Entouré de quelques proches, Michel Cadotte, 57 ans, s’est présenté au palais de justice de Montréal, dans le siège qu’il devrait occuper pour les prochaines semaines, jusqu’à ce qu’un verdict soit rendu dans son dossier.

Cadotte risque gros, accusé du meurtre au deuxième degré de sa conjointe, Jocelyne Lizotte. Le drame était survenu le 20 février 2017, dans un CHSLD du Centre-Sud de Montréal, là où la dame de 60 ans résidait.

Celle-ci s’était fait refuser l’aide médicale à mourir, et il avait été évoqué que Cadotte l’aurait tuée « par compassion ».

« Fatigué »

« Je suis fatigué, épuisé », avait confié Cadotte aux médias, quelques mois plus tard.

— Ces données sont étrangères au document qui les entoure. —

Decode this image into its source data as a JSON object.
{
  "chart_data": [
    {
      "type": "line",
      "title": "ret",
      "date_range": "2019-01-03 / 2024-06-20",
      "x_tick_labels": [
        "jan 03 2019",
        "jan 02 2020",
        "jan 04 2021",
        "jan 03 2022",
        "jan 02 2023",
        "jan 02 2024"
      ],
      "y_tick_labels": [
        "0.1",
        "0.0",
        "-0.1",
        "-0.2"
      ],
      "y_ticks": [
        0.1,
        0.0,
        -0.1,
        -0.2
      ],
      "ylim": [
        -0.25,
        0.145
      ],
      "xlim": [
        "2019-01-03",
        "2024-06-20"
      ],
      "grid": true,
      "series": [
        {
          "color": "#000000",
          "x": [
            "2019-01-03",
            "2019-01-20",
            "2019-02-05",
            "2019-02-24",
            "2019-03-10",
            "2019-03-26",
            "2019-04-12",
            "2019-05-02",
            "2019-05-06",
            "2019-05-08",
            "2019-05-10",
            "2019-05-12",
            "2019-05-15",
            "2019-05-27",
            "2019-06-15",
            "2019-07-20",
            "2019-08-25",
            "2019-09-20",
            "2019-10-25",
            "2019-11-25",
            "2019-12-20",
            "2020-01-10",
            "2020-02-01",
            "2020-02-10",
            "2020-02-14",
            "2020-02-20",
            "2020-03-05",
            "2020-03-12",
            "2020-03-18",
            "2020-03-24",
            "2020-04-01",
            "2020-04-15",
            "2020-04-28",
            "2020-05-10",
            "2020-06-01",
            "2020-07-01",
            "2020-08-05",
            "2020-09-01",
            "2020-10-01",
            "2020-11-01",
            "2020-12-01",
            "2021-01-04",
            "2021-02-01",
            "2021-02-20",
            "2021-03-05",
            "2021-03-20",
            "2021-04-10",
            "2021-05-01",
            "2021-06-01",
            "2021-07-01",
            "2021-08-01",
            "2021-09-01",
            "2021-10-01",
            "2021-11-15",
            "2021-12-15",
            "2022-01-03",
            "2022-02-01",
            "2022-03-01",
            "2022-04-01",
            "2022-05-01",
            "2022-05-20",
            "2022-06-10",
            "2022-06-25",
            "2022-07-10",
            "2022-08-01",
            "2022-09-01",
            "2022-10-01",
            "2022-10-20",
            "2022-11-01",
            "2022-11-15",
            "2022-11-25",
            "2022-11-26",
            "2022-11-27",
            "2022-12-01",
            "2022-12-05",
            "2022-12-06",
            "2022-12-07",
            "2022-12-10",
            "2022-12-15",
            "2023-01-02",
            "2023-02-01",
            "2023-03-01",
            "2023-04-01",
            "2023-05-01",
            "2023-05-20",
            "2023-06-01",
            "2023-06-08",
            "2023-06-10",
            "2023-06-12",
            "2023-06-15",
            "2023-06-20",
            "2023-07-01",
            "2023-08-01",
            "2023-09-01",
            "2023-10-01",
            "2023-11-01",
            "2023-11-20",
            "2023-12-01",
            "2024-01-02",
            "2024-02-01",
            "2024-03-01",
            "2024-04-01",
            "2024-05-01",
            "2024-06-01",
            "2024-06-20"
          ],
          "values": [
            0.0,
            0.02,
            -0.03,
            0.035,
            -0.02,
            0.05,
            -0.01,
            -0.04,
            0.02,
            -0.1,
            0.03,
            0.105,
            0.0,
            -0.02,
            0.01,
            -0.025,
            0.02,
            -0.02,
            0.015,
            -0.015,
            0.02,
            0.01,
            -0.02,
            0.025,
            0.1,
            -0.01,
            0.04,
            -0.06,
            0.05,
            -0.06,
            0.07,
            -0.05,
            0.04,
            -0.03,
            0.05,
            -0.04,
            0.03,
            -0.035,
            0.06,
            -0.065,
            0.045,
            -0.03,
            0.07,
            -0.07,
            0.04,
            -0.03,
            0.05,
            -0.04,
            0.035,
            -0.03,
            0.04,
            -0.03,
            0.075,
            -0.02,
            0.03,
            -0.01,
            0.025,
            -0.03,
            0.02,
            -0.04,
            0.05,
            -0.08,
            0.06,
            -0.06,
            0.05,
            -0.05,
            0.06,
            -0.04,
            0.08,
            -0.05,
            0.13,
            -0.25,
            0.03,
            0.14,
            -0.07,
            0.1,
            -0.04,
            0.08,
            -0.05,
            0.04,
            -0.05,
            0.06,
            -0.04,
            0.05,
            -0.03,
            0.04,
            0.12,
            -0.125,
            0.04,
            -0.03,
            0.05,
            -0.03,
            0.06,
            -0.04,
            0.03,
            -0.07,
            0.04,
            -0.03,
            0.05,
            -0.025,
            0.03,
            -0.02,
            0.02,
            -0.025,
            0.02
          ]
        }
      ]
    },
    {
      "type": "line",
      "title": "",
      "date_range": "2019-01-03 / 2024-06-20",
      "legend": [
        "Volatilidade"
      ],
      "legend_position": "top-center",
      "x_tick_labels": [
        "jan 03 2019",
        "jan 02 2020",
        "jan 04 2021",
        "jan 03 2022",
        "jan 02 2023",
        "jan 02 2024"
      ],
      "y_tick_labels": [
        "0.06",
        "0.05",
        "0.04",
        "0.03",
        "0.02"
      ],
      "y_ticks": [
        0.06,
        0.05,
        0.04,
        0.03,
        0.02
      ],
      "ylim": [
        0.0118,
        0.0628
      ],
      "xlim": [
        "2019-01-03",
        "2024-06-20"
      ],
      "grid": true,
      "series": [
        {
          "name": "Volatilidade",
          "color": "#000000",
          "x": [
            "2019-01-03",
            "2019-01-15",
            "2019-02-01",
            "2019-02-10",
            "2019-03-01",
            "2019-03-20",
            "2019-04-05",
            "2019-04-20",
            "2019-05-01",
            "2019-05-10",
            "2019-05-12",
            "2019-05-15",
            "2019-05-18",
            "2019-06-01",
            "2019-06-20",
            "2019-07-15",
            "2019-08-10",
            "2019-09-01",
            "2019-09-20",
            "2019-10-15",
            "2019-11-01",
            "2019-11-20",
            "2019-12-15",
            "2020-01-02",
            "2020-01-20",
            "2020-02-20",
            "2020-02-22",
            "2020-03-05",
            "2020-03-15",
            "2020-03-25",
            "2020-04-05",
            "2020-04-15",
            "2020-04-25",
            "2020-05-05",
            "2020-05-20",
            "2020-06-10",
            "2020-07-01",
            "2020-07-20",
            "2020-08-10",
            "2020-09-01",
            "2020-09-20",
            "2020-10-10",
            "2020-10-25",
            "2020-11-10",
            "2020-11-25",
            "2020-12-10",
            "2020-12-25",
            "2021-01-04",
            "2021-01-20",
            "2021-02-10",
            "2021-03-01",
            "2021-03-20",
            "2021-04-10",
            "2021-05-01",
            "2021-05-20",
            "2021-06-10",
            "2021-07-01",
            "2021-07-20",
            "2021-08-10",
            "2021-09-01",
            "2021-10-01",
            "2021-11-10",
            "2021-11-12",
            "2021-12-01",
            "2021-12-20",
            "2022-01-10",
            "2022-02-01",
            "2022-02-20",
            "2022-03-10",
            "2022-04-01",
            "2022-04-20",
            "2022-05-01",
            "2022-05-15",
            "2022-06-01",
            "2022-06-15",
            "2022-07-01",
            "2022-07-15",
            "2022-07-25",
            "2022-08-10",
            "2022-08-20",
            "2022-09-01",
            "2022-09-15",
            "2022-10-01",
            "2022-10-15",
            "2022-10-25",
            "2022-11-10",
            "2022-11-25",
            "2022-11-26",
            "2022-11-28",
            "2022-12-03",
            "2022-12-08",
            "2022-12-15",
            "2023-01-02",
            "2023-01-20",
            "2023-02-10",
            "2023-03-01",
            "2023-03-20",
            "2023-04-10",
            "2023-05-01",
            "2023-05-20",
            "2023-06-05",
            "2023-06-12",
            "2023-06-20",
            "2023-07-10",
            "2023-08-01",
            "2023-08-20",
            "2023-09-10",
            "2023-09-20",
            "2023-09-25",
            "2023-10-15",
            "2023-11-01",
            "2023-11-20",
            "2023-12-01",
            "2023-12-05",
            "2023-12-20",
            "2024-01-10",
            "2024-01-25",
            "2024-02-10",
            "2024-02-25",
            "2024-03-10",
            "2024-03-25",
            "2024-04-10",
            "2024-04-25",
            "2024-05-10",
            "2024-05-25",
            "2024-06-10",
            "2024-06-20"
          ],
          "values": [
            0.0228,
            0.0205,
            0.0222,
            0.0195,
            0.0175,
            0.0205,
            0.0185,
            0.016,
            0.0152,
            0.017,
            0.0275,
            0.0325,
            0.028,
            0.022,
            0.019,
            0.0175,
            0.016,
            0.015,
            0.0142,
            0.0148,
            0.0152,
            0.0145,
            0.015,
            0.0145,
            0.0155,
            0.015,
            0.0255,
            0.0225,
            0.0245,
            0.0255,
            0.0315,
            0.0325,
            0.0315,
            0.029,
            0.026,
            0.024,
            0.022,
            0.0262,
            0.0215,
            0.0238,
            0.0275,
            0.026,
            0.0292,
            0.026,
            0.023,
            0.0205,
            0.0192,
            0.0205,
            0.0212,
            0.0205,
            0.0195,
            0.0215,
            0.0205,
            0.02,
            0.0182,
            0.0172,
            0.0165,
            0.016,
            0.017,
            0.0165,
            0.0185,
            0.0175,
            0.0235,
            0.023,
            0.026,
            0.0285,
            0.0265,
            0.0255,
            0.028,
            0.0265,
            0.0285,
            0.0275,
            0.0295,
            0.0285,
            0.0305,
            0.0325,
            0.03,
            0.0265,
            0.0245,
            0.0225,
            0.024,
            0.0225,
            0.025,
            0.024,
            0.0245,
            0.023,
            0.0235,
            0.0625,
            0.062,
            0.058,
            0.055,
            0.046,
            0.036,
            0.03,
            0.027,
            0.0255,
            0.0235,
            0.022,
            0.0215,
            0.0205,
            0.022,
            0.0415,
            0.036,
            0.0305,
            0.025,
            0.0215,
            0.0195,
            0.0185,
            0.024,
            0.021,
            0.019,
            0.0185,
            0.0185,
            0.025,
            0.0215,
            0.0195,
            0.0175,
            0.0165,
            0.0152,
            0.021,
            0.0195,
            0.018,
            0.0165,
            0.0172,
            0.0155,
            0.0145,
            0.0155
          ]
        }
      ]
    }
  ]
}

Une ordonnance de non-publication interdit de dévoiler pour le moment ce qui a été dit durant l’audience de lundi, afin de préserver au maximum l’impartialité des candidats-jurés. Une partie de la journée a été consacrée au visionnement de vidéos.

Le but d’entendre ces requêtes est de permettre à la cour de trancher sur des questions de droit avant la présentation de la preuve, de façon à ce que le procès se déroule rondement, avec le minimum d’interruptions pour les jurés.

Cadotte est représenté par les avocats de l’aide juridique Elfriede Duclervil et Nicolas Welt, tandis que Geneviève Langlois et Antonio Parapuf officient pour la Couronne.


► Le procès, présidé par la juge Hélène Di Salvo, est prévu pour durer jusqu’à la mi-février. La sélection du jury doit commencer la semaine prochaine.